Non so decidere chi abbia ragione tra i due (le lunghe citazioni di Veca hanno scopo informativo) ed è proprio questo il bello di questa Apologia: non si deve giudicare a priori, occorre vedere per credere, partecipare per rendersi attivamente consapevoli, raccontare per informare e coinvolgere altri. Andiamoci di persona all’EXPO, anche se ci sembrerà un evento turistico-consumistico, come da debordante presenza di chef, star della TV e dello sport tra gli ‘ambasciatori’ dell’evento. Andiamoci anche si ci sembrerà una baracconata, dominata dall’effimero e dallo smercio di paccottiglie, come da mie precedenti esperienze in manifestazioni simili.

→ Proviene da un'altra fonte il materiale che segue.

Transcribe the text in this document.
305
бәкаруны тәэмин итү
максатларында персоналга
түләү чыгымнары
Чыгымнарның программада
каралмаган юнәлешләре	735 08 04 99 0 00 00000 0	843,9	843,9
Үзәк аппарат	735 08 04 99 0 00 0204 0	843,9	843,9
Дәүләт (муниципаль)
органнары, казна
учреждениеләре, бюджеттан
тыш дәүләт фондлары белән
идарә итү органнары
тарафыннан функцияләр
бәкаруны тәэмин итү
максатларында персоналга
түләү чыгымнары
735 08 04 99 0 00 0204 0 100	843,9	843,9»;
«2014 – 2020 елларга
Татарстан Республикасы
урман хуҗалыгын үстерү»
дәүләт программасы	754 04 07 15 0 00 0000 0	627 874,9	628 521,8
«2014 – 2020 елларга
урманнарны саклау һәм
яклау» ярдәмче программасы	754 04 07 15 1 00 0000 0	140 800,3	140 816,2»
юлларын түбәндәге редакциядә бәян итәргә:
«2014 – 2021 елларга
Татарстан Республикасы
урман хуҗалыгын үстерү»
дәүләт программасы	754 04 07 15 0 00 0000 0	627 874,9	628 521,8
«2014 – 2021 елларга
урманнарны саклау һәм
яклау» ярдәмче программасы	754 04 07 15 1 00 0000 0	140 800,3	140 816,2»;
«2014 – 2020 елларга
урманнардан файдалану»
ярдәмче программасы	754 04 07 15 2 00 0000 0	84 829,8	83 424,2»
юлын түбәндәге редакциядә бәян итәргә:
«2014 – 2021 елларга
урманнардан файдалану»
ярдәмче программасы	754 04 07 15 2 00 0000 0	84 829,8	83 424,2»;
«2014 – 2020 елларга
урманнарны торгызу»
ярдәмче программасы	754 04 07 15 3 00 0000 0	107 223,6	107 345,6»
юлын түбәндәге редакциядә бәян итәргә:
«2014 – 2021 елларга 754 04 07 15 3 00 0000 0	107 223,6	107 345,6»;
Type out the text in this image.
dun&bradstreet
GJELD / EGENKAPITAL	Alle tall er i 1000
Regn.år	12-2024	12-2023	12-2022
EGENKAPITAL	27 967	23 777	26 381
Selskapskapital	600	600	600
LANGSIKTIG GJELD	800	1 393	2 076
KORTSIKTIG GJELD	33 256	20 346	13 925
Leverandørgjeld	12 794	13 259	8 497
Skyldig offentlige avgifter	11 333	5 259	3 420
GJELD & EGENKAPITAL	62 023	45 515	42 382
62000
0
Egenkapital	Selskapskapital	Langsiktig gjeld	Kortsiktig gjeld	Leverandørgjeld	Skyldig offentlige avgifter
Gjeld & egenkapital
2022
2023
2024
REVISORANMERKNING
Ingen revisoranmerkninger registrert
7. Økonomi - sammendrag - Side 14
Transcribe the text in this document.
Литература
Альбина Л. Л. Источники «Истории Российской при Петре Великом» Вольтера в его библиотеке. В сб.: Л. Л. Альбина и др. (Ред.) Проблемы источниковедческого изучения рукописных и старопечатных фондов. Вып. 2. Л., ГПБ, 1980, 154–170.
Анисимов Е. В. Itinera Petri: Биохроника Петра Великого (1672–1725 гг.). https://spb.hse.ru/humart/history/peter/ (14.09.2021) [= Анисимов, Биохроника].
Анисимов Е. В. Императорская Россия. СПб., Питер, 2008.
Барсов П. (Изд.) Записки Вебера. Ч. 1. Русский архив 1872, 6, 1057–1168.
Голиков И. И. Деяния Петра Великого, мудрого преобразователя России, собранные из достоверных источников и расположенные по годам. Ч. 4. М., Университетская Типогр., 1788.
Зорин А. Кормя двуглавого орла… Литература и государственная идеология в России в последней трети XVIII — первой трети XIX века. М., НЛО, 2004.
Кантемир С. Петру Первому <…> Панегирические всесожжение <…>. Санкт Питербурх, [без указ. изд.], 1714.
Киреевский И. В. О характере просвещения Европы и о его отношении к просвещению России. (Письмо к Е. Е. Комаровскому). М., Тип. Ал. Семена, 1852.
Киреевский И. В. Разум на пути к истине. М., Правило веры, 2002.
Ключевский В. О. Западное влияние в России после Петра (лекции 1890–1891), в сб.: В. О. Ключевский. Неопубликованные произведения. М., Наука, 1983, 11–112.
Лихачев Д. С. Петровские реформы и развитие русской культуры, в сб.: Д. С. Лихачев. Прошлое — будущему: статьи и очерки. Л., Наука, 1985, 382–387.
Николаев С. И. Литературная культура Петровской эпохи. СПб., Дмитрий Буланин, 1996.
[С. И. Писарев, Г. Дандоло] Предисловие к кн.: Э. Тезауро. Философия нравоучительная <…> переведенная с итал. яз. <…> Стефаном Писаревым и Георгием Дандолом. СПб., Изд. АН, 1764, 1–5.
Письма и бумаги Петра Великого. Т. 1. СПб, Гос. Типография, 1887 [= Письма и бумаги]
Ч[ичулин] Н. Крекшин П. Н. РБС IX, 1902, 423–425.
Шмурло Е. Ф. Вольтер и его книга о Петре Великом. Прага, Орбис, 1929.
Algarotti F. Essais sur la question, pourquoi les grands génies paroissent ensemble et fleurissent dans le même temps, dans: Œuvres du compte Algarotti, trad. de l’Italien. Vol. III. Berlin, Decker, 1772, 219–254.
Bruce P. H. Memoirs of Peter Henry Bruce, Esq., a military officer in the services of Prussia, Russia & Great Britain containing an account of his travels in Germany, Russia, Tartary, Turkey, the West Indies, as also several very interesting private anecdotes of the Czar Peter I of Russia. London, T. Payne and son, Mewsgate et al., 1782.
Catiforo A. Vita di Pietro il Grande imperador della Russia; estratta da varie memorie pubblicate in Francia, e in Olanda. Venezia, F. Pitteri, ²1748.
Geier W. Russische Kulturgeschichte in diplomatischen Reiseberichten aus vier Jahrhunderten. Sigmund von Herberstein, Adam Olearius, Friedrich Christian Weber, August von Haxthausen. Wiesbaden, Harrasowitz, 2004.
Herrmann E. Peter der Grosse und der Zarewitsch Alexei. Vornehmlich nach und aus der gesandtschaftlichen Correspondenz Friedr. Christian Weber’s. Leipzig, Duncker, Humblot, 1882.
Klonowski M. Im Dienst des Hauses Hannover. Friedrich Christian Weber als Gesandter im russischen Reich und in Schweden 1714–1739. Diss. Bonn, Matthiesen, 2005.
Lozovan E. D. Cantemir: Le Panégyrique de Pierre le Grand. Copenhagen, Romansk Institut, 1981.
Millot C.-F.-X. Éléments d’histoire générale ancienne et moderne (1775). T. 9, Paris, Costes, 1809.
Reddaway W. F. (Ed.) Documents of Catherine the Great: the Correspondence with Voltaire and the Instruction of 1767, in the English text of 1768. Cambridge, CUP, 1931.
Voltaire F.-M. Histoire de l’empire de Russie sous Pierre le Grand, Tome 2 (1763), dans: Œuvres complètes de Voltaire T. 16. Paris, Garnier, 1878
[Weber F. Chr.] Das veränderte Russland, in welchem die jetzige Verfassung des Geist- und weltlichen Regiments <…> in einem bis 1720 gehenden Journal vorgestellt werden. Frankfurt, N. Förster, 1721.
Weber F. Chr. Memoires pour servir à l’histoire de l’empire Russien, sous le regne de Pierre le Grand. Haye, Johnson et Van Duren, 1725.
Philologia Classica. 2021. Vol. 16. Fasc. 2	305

È proprio l’importanza del tema a rendere controvertibili tutte le interpretazioni e perciò suggestiva l’esperienza diretta; oltre che munirsi di una buona guida e scegliere prima il proprio obiettivo di visita, consentitemi un suggerimento: leggetevi “LUOGHI DELL’INFINITO”, l’inserto mensile di Avvenire, dedicato all’EXPO e titolato “Mondi svelati”, di cui potrete apprezzare le notizie, gli approfondimenti e soprattutto l’evidenza dei contrasti e dei paradossi. Spero vi rimanga negli occhi la foto di madre e figlia davanti ad un focherello nella propria casa nello slum di Dacca, la capitale del Bangladesh: non ho mai visto meglio rappresentate gioia e speranza, l’auspicata eredità di EXPO.